Les années 30, les gangsters new-yorkais, le jazz et les stars hollywoodiennes d’antan. Woody Allen a parfaitement su attirer notre attention avec Café Society, nouveau long métrage qui semblait proche de Broadway Danny Rose et Coups de feu sur Broadway.
Voulant s’émanciper de son oppressante famille, Bobby part tenter sa chance dans la cité des anges en travaillant pour son oncle, un imprésario hollywoodien aux nombreuses connaissances. S’il tombe rapidement amoureux de Vonnie, Bobby ne trouve pas ses repères et éprouve peu à peu le mal du pays.
Woody Allen préfère cette année la mélancolie à l’ironie. Le cinéaste présente Hollywood avec une photographie aux couleurs chaudes, parfois excessives, où l’on cite des noms glorieux sans jamais les apercevoir. Malgré la luminosité du paysage, Allen porte un regard noir sur un lieu où l’on se pervertit et où chaque rapport paraît superficiel.
Les rues de New York sont quant à elles d’abord froides et menaçantes mais l’amour que le réalisateur porte à sa ville natale se fait davantage ressentir dans la dernière partie. Les criminels y paraissent aussi élégants que les vedettes qu’ils accueillent. Le cinéma et la mafia se sont toujours répondus et Allen réussit à représenter à l’écran la fascination que ces deux milieux ressentaient l’un pour l’autre.
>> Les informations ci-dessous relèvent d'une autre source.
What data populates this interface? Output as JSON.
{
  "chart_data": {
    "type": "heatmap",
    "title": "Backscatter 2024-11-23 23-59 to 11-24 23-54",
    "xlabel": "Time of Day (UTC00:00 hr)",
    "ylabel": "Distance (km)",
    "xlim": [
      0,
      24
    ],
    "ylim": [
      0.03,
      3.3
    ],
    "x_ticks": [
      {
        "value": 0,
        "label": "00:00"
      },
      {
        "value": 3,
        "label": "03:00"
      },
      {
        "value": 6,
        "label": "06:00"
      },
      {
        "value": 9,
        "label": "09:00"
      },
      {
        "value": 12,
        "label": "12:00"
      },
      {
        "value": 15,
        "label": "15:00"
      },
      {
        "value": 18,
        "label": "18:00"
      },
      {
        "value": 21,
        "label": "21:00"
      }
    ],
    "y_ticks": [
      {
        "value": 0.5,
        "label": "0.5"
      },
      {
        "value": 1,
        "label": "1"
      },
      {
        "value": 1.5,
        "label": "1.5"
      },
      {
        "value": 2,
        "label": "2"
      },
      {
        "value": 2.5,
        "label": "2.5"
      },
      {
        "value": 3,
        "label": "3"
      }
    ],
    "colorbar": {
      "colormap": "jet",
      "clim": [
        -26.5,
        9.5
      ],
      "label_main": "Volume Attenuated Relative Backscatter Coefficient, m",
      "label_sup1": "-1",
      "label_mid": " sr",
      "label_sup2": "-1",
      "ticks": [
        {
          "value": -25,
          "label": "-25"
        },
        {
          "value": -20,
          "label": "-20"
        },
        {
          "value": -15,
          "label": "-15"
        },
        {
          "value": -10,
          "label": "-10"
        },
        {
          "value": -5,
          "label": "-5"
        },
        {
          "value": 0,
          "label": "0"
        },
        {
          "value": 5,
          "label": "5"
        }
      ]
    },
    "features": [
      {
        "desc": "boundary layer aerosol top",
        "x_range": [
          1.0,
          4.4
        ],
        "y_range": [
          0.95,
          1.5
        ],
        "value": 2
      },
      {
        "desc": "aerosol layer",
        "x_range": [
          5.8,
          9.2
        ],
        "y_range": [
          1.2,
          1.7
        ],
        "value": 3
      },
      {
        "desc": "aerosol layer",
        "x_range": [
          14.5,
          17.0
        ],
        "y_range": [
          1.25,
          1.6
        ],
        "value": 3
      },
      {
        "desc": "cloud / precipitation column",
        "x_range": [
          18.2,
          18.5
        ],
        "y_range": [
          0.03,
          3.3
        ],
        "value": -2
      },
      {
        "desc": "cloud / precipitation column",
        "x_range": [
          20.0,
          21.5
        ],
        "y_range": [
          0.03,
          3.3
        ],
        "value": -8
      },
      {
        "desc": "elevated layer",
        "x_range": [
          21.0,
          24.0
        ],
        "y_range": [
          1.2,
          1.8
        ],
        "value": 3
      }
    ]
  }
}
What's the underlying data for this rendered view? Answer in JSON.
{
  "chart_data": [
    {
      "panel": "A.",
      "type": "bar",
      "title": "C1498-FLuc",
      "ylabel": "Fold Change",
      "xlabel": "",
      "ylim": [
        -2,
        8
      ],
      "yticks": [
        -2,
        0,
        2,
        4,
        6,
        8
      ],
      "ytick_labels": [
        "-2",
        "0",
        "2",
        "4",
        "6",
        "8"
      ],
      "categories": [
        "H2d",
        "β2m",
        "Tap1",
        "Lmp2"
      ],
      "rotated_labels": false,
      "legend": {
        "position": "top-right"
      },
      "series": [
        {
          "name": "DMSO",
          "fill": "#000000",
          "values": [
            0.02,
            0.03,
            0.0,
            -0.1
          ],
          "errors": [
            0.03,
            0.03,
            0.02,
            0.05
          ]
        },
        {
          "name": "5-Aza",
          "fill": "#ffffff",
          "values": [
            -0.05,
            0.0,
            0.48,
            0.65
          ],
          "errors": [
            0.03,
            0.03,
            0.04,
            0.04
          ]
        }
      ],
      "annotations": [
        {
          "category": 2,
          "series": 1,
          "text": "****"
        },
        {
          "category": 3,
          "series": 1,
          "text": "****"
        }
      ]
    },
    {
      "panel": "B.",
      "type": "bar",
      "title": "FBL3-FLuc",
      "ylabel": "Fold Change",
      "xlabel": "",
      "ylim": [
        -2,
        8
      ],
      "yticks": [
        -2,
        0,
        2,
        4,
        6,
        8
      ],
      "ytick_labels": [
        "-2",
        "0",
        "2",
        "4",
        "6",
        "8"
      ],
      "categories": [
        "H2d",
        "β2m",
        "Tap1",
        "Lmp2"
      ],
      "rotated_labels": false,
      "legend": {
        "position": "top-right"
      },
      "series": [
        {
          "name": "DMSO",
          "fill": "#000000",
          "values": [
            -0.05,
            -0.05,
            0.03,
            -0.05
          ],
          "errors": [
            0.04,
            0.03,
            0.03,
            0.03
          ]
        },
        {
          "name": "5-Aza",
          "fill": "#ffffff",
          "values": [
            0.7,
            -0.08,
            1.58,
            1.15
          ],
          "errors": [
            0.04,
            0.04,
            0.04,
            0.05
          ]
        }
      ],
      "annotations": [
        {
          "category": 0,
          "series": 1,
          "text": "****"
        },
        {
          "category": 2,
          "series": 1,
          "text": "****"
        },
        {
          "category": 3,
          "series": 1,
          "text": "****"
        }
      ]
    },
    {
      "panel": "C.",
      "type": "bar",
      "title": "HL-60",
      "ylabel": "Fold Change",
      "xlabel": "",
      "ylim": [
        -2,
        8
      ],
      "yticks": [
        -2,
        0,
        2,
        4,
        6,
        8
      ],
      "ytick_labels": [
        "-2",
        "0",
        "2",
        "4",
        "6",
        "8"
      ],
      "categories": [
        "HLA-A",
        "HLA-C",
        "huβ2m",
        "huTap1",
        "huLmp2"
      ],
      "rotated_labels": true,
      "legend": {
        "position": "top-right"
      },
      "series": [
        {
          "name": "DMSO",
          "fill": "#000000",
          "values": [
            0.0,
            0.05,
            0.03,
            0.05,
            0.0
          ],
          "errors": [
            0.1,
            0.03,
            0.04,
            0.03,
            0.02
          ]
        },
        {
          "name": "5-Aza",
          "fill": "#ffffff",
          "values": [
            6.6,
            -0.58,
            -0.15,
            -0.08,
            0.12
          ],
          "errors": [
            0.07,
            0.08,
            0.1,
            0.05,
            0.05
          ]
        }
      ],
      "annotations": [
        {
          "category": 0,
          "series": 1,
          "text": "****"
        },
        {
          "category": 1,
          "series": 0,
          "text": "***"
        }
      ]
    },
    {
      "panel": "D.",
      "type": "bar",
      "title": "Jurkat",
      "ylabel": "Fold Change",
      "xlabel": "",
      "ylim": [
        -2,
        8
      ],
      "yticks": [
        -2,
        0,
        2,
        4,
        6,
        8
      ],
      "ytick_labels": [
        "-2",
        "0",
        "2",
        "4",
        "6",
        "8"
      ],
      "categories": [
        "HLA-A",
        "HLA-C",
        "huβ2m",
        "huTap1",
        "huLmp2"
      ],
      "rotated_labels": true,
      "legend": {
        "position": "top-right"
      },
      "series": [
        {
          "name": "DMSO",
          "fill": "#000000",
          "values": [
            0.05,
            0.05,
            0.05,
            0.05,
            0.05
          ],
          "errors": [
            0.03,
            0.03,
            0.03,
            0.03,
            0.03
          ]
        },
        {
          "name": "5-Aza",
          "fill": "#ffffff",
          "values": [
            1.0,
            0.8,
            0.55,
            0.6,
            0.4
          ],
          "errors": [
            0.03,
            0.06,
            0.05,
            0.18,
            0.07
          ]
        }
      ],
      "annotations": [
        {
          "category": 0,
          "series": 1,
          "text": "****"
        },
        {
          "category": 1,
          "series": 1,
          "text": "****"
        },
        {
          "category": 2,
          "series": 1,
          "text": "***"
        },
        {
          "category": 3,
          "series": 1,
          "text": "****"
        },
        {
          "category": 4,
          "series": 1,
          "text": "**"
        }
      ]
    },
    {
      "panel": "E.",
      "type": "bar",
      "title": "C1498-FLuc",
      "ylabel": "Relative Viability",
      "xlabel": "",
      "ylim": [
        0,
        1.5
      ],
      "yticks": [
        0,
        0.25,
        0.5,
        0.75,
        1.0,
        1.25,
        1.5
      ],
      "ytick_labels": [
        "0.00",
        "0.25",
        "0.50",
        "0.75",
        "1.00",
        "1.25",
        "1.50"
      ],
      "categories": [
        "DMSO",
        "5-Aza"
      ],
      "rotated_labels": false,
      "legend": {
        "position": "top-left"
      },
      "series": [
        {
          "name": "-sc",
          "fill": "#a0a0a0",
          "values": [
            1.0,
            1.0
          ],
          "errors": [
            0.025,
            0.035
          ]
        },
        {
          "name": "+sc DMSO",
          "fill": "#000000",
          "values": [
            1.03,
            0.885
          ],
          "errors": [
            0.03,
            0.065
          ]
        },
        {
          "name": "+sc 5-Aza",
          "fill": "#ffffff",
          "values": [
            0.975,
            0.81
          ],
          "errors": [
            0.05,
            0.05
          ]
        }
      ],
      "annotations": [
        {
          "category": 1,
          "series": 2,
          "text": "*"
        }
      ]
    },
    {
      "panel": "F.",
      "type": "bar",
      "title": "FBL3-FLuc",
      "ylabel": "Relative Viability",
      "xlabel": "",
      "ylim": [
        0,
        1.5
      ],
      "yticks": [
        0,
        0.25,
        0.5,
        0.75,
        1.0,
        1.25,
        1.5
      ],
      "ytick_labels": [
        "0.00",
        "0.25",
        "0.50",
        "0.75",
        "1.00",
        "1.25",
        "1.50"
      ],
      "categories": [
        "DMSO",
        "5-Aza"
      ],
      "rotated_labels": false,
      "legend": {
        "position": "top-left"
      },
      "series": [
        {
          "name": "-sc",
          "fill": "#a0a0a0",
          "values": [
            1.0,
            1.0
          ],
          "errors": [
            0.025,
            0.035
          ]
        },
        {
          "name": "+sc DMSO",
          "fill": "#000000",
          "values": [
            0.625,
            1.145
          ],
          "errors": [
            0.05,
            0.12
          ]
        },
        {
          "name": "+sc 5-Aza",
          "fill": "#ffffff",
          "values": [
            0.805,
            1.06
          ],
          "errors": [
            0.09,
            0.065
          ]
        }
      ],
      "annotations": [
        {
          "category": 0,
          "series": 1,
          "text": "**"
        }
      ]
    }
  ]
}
Il nous montre surtout leur superficialité et leur côté éphémère. Chacun des personnages hésite et réfléchit en fonction de son acceptation sociale. Bobby et Vonnie semblent souvent ne pas croire en leurs choix. La conclusion porte toute l’amertume et les regrets d’une vie où l’on s’éloigne peu à peu de ses idéaux et ses envies. Café Society est donc tout aussi cruel que L’homme irrationnel et Blue Jasmine.
Jesse Eisenberg et Kristen Stewart dévoilent avec subtilité les sentiments complexes qui traversent leurs personnages. S’il est riche en dialogues et ponctué de scènes savoureuses à l’image de la confrontation à l’entrée d’une soirée, Café Society est plus calme que la plupart des récentes œuvres du cinéaste. Malgré quelques habiles effets de répétition, le rythme du film est moins effréné. Cela amplifie les sensations de mélancolie et de fatigue qui sont loin d’être désagréables pour le spectateur.
En revanche, on regrette de n’être jamais surpris par le scénario. Les dialogues sur le sens de la vie, la peur de la mort et la pression familiale n’ont pas la puissance émotionnelle, le mordant et la profondeur de ceux de nombreux films du réalisateur.
On se console avec une romance qui fonctionne et est portée par deux comédiens totalement à l’aise dans l’univers d’Allen et de seconds rôles remarquables, à commencer par Steve Carell. L’acteur apporte dans ses quelques scènes l’hystérie que l’on critique parfois chez Woody Allen mais qui nous a clairement manquée dans celui-ci.